Todd is fascinated with the Holocaust. After his history class briefly studies that period, he sets out on his own to find out more about that terrible time in history. He spends hours researching the atrocities. Then, one day on a bus, he sees a man who looks familiar, and he suddenly realizes he's looking at Dussander, a notorious Nazi wanted for crimes against humanity.
Rather than turn the old man in to the authorities, he strikes a deal with him. In a weird twist, Todd forces the old man to relive his days as an S.S. Officer, and tell him every detail about the death camps -- all the things they don't teach you school. They then set off on a dangerous relationship that reveals horrible emotions, painful memories, and awakens a terrible evil within them both.
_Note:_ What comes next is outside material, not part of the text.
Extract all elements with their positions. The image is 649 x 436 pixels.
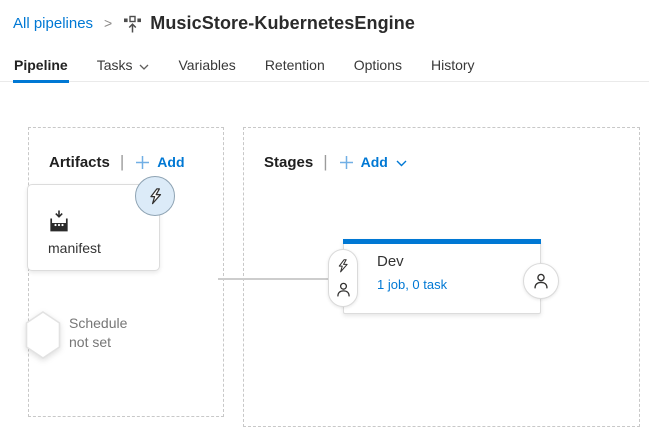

McKellen plays Dussander as a seemingly meek old man, minding his own business, and living out his lonely life in isolation. So when we discover his horrific deeds from the past our reaction is intensified upon learning that such an ordinary looking man could have done such extraordinarily evil things.
If Sir Ian McKellen (he was knighted in 1991) doesn't get an Oscar nomination next year I'm gonna ... I'm gonna -- Well there's not much I can do but I'm not going to be happy. His work in "Apt Pupil," and the upcoming movie "Gods And Monsters," is outstanding and his brilliant career should be recognized.
Renfro is also very believable in his role as the young boy. But I must admit that at times his acting style gets on my nerves. He appears to be a believer in the Ethan Hawkes' school of acting. Whenever he wants to convey deep feelings -- such as rage -- he tucks in his chin, lowers his head and turns his eyes upwards. Then he delivers his lines through clenched teeth. We get it, Brad. We get it.
The usual Singer
This is the third feature film by 31-year-old director Brian Singer. His second effort won two Academy Awards. In 1995 "The Usual Suspects" grabbed the Oscar for Best Original Screenplay and Kevin Spacey went home with the Best Supporting Actor award. In "Apt Pupil," Singer once again uses tension and mystery to great effect. The film isn't a mystery in the same way that "The Usual Suspects" was, but there are still many surprises, and you're never quite sure what's going to happen next.
This is a grim film with disturbing subject matter, but it's also a fascinating character study in psychological warfare between the old man and the young boy. This is a story about control. First the boy is in control. Then the old man. Finally they both become overwhelmned as events take on a life of their own and neither one of them are in control.
"Apt Pupil" addresses the question of evil and how absolute evil can corrupt absolutely. I doubt if this film will have the broad appeal that "The Usual Suspects" enjoyed, but this peek at the nasty side of human nature is compelling and worth seeing.
"Apt Pupil" opens nationwide on Friday, October 23rd and is rated "R" (due to subject matter and violence) with a running time of 100 minutes.